Abdulbakî Gölpınarlı
Ve Karun'u ve Firavun'u ve Haman'ı da helak etmiştik ve andolsun ki Musa, onlara apaçık delillerle gelmişken tuttular da, yeryüzünde ululanmaya kalkıştılar ve azabı da savuşturamadılar.
Öztürk
Karun'u, Firavun'u, Hâmân'ı da öyle yaptık. Yemin olsun, Mûsa onlara açık-seçik kanıtlarla geldiği halde, yeryüzünde büyüklük tasladılar. Ama öne geçemezlerdi.
Çeviriyazı
veḳârûne vefir`avne vehâmâne veleḳad câehüm mûsâ bilbeyyinâti festekberû fi-l'arḍi vemâ kânû sâbiḳîn.
Diyanet Vakfı
Karun'u, Firavun'u ve Haman'ı da (helak ettik). Andolsun ki, Musa onlara apaçık deliller getirmişti de onlar yeryüzünde büyüklük taslamışlardı. Halbuki (azabımızı aşıp) geçebilecek değillerdi.
Elmalılı Hamdi Yazır
Karun'u, Firavun'u ve Hâmân'ı da (helak ettik). Andolsun ki, Musa onlara apaçık deliller getirmişti de onlar yeryüzünde büyüklük taslamışlardı. Halbuki (azabımızı aşıp ) geçebilecek değillerdi.
Suat Yıldırım
Karun'u, Firavun’u ve Haman’ı da helâk ettik.
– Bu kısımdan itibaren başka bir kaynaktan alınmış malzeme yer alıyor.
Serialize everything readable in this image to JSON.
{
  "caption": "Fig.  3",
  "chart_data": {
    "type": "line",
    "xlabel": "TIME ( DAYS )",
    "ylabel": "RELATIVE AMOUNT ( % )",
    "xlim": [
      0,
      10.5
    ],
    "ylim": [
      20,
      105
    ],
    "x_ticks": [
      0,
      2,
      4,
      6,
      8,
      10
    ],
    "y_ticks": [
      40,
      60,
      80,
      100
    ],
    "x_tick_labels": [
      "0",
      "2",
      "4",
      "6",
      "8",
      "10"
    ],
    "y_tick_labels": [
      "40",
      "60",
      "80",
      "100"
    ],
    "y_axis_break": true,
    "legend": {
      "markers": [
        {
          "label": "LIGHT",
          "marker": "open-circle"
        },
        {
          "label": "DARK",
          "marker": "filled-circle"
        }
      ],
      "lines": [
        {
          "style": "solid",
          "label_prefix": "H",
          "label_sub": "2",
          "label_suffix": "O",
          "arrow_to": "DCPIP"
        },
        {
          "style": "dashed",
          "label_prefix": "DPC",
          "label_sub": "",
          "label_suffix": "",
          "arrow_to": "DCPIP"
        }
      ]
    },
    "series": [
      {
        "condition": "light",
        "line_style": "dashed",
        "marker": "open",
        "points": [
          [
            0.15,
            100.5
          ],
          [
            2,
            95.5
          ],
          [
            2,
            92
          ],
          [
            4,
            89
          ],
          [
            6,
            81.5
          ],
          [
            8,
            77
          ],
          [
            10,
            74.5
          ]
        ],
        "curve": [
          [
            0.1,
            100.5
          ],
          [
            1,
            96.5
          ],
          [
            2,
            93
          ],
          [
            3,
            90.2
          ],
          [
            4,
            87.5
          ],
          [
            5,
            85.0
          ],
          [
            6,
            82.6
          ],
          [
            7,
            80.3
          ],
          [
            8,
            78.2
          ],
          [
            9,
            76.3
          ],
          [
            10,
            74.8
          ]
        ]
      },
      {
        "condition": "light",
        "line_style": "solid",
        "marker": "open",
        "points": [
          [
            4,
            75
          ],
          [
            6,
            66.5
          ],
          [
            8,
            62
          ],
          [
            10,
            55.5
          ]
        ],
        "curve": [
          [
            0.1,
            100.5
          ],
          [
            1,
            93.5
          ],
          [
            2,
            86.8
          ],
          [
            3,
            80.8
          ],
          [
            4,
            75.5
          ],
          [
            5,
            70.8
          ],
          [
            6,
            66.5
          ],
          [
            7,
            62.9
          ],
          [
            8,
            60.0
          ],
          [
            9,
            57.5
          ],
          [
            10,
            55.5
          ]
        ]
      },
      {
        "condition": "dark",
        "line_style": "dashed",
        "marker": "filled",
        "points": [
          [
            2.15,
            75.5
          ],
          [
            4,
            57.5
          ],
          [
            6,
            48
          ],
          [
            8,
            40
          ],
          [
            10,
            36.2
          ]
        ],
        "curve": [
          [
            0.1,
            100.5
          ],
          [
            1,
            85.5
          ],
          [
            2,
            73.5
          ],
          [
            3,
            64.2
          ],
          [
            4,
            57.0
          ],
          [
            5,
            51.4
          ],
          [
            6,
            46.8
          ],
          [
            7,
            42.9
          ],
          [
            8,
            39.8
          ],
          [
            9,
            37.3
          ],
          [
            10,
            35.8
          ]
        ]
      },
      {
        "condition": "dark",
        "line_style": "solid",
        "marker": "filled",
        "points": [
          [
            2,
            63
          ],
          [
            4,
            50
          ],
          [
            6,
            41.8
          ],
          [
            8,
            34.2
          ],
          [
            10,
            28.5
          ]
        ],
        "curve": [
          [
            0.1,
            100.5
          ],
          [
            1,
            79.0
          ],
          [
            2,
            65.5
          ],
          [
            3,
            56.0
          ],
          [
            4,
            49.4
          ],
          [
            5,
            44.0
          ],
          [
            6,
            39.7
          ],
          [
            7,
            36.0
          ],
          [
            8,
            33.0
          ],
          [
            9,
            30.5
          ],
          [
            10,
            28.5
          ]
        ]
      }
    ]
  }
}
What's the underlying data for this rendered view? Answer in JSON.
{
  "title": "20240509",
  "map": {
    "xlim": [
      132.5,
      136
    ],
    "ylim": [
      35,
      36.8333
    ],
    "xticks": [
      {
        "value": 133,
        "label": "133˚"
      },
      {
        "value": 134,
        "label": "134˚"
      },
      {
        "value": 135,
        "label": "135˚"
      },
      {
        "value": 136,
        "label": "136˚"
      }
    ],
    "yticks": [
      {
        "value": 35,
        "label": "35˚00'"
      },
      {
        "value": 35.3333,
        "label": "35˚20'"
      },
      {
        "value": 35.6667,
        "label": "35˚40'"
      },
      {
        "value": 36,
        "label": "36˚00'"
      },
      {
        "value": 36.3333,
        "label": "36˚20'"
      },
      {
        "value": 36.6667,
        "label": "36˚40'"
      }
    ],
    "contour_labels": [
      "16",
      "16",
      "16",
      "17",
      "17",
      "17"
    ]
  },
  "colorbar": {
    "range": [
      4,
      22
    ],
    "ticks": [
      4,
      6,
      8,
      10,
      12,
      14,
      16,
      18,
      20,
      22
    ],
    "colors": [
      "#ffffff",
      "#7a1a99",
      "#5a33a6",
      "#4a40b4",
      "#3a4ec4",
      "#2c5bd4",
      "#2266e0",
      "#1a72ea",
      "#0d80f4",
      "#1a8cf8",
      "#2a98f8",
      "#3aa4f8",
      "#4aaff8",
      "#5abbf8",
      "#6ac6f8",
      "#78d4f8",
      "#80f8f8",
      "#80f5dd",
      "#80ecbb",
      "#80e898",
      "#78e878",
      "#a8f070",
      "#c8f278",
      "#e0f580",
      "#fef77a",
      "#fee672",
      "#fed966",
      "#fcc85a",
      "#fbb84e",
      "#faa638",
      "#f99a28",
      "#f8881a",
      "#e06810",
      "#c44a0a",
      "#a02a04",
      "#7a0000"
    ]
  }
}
Mûsa kendilerine belgelerle, mûcizelerle geldi, ama onlar o ülkede kibirlendiler, büyüklük tasladılar, fakat hükmümüzden kurtulamadılar. [28,76-81] {KM, Sayılar 16. bölüm}
Edip Yüksel
Karun, Firavun ve Haman'ı da... Musa, onlara apaçık delillerle gitmişti; ancak onlar yeryüzünde büyüklük tasladılar. Atlatıp kaçamadılar.